State machines are awesome

The main reason for using state machines is to help the design process. It is much easier to figure out all the possible edge conditions by drawing out the state machine on paper. This will make sure that your application will have less bugs and less undefined behavior. Also, it clearly defines which parts of the internal state of your object are exposed as external API.

Moreover, state machines have decades of math and CS research behind them about analyzing them, simplifying them, and much more. Once you realize that in management state machines are called business processes, you'll find a wealth of information and tools at your disposal.

Recognizing the state machine pattern

Most web applications contain several examples of state machines, including accounts and subscriptions, invoices, orders, blog posts, and many more. The problem is that you might not necessarily think of them as state machines while designing your application. Therefore, it is good to have some indicators to recognize them early on. The easiest way is to look at your data model:

  • Adding a state or status field to your model is the most obvious sign of a state machine.
  • Boolean fields are usually also a good indication, like published, or paid. Also timestamps that can have a NULL value like published_at and paid_at are a usable sign.
  • Finally, having records that are only valid for a given period in time, like subscriptions with a start and end date.

When you decide that a state machine is the way to go for your problem at hand, there are many tools available to help you implement it. For Ruby on Rails, we have the excellent gem state_machine which should cover virtually all of your state machine needs.

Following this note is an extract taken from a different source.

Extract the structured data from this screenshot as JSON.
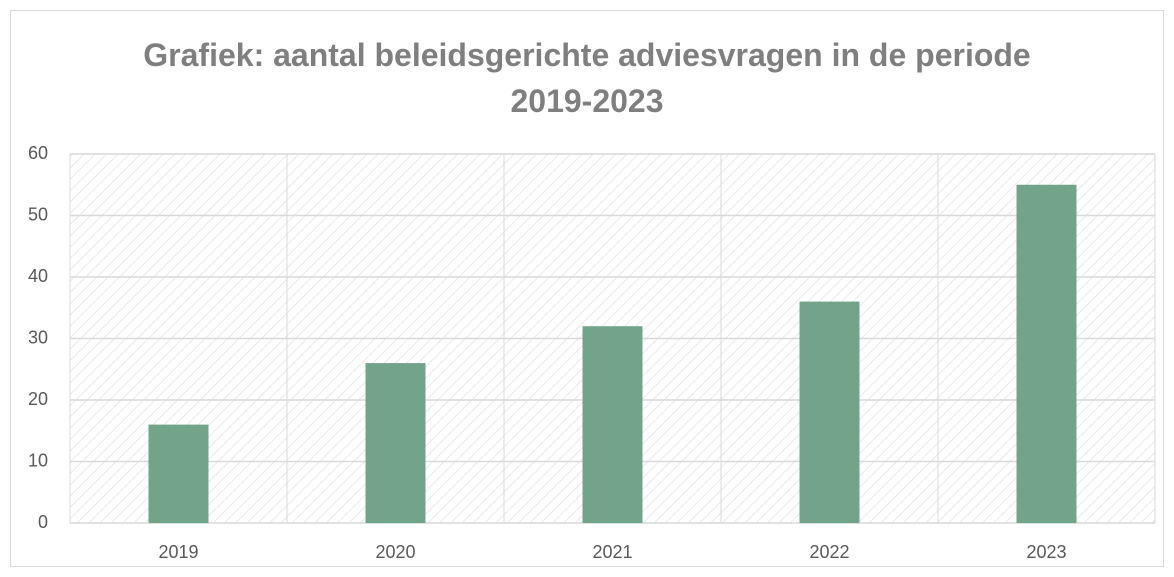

Keeping the transition history

Now that you are using state machines for modelling, the next thing you will want to do is keeping track of all the state transitions over time. When you are starting out, you may be only interested in the current state of an object, but at some point the transition history will be an invaluable source of information. It allows you to answer all kinds of questions, like: “How long on average does it take for an account to upgrade?”, “How long does it take to get a draft blog post published?”, or “Which invoices are waiting for an initial payment the longest?”. In short, it gives you great insight on your users' behavior.

When your state machine is acyclic (i.e. it is not possible to return to a previous state) the simplest way to keep track of the transitions is to add a timestamp field for every possible state (e.g. confirmed_atpublished_atpaid_at). Simply set these fields to the current time whenever a transition to the given state occurs.

However, it is often possible to revisit the same state multiple times. In that case, simply adding fields to your model won’t do the trick because you will be overwriting them. Instead, add a log table in which all the state transitions will be logged. Fields that you probably want to include are the timestamp, the old state, the new state, and the event that caused the transition.

For Ruby and Rails, Jesse Storimer and I have developed the Ruby gem state_machine-audit_trail to track this history for you. It can be used in unison with the state_machine gem.

Deleting records?

In some cases, you may be tempted to delete state machine records from your database. However, you should never do this. For accountability and completeness of your history alone, it is a good practice to never delete records. Instead of removing it, add an error state for any reason you would have wanted to delete a record. A spam account? Don’t delete, set to the spam state. A fraudulent order? Don’t delete, set to the fraud state.

This allows you to keep track of these problems over time, like: how many accounts are spam, or how long it takes on average to see that an order is fraudulent.

In conclusion

Hopefully, reading this text has made you more aware of state machines and you will be applying them more often when developing a web application. Disclaimer: like any technique, state machines can be overused. Developer discretion is advised.